When the nomogram was applied to the internal validation cohort, the AUC was 0.753 (95% CI: 0.717-0.789), proving that the nomogram had good discriminatory power and provided precise predictions of ypN+ (Fig.4b). The calibration was also good for the validation cohort and indicated that the nomogram was well calibrated (Fig.5b). DCA curve revealed that the nomogram would add more net benefit both in training and internal validation cohort, which indicated that the nomogram had the better clinical predictive power and could serve as an effective diagnostic tool for ypN+ (Fig.6a and Fig.6b).

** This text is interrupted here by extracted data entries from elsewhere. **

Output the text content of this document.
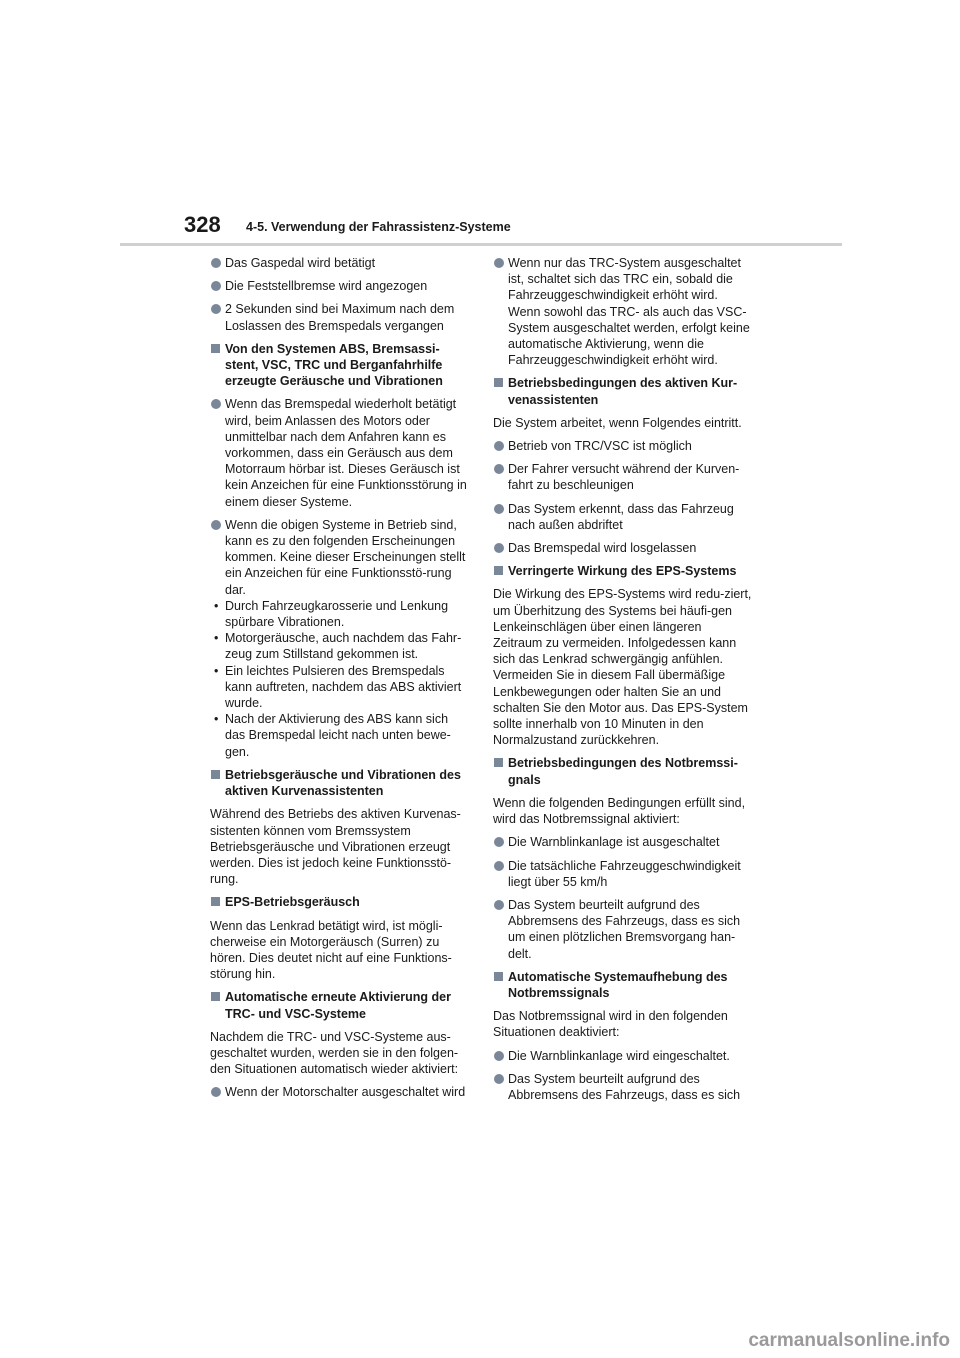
328 4-5. Verwendung der Fahrassistenz-Systeme
Das Gaspedal wird betätigt
Die Feststellbremse wird angezogen
2 Sekunden sind bei Maximum nach dem Loslassen des Bremspedals vergangen
Von den Systemen ABS, Bremsassi-stent, VSC, TRC und Berganfahrhilfe erzeugte Geräusche und Vibrationen
Wenn das Bremspedal wiederholt betätigt wird, beim Anlassen des Motors oder unmittelbar nach dem Anfahren kann es vorkommen, dass ein Geräusch aus dem Motorraum hörbar ist. Dieses Geräusch ist kein Anzeichen für eine Funktionsstörung in einem dieser Systeme.
Wenn die obigen Systeme in Betrieb sind, kann es zu den folgenden Erscheinungen kommen. Keine dieser Erscheinungen stellt ein Anzeichen für eine Funktionsstö-rung dar.
• Durch Fahrzeugkarosserie und Lenkung spürbare Vibrationen.
• Motorgeräusche, auch nachdem das Fahr-zeug zum Stillstand gekommen ist.
• Ein leichtes Pulsieren des Bremspedals kann auftreten, nachdem das ABS aktiviert wurde.
• Nach der Aktivierung des ABS kann sich das Bremspedal leicht nach unten bewe-gen.
Betriebsgeräusche und Vibrationen des aktiven Kurvenassistenten
Während des Betriebs des aktiven Kurvenas-sistenten können vom Bremssystem Betriebsgeräusche und Vibrationen erzeugt werden. Dies ist jedoch keine Funktionsstö-rung.
EPS-Betriebsgeräusch
Wenn das Lenkrad betätigt wird, ist mögli-cherweise ein Motorgeräusch (Surren) zu hören. Dies deutet nicht auf eine Funktions-störung hin.
Automatische erneute Aktivierung der TRC- und VSC-Systeme
Nachdem die TRC- und VSC-Systeme aus-geschaltet wurden, werden sie in den folgen-den Situationen automatisch wieder aktiviert:
Wenn der Motorschalter ausgeschaltet wird
Wenn nur das TRC-System ausgeschaltet ist, schaltet sich das TRC ein, sobald die Fahrzeuggeschwindigkeit erhöht wird. Wenn sowohl das TRC- als auch das VSC-System ausgeschaltet werden, erfolgt keine automatische Aktivierung, wenn die Fahrzeuggeschwindigkeit erhöht wird.
Betriebsbedingungen des aktiven Kur-venassistenten
Die System arbeitet, wenn Folgendes eintritt.
Betrieb von TRC/VSC ist möglich
Der Fahrer versucht während der Kurven-fahrt zu beschleunigen
Das System erkennt, dass das Fahrzeug nach außen abdriftet
Das Bremspedal wird losgelassen
Verringerte Wirkung des EPS-Systems
Die Wirkung des EPS-Systems wird redu-ziert, um Überhitzung des Systems bei häufi-gen Lenkeinschlägen über einen längeren Zeitraum zu vermeiden. Infolgedessen kann sich das Lenkrad schwergängig anfühlen. Vermeiden Sie in diesem Fall übermäßige Lenkbewegungen oder halten Sie an und schalten Sie den Motor aus. Das EPS-System sollte innerhalb von 10 Minuten in den Normalzustand zurückkehren.
Betriebsbedingungen des Notbremssi-gnals
Wenn die folgenden Bedingungen erfüllt sind, wird das Notbremssignal aktiviert:
Die Warnblinkanlage ist ausgeschaltet
Die tatsächliche Fahrzeuggeschwindigkeit liegt über 55 km/h
Das System beurteilt aufgrund des Abbremsens des Fahrzeugs, dass es sich um einen plötzlichen Bremsvorgang han-delt.
Automatische Systemaufhebung des Notbremssignals
Das Notbremssignal wird in den folgenden Situationen deaktiviert:
Die Warnblinkanlage wird eingeschaltet.
Das System beurteilt aufgrund des Abbremsens des Fahrzeugs, dass es sich
carmanualsonline.info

3.4 External validation of the nomogram model
The external cohort included 108 patients from IPMCH who were enrolled for the external validation of the nomogram. The selection process was shown in Fig.7. A total of 72 (66.7%) patients achieved nodal pCR, and 43 (39.8%) patients achieved breast pCR. The demographic and pathological features of the patients were summarized in Table 4. When the nomogram was applied to the external validation set, the AUC was 0.783 (95% CI: 0.692–0.873) (Fig.8), which showed that the nomogram had good discriminatory power in the external validation data sets. The calibration and DCA curve were also indicated that the nomogram had the better clinical predictive power (Fig.9 and Fig.10).
3.5 Prediction accuracy of different cutoff points
Table 5 showed that the prediction accuracies of ypN+ in our model varied according to the risk cutoff points. The sensitivity and negative predictive values decreased as the cutoff value increased, but the specificity and positive predictive values increased. When predicting the probabilities of patients who were more likely to have ypN+, the patients with false positive rates accounted for 13.2% and 8.8% of those with scores of ≥50% and ≥55%, respectively. Among patients who had a predicted probability of ypN+ ≤20% and ≤25%, the false negative rates accounted for 9.2% and 15.5%, respectively. These results demonstrated that our nomogram model can accurately predict the probability of ypN+ by combining information from routinely available clinicopathological characteristics.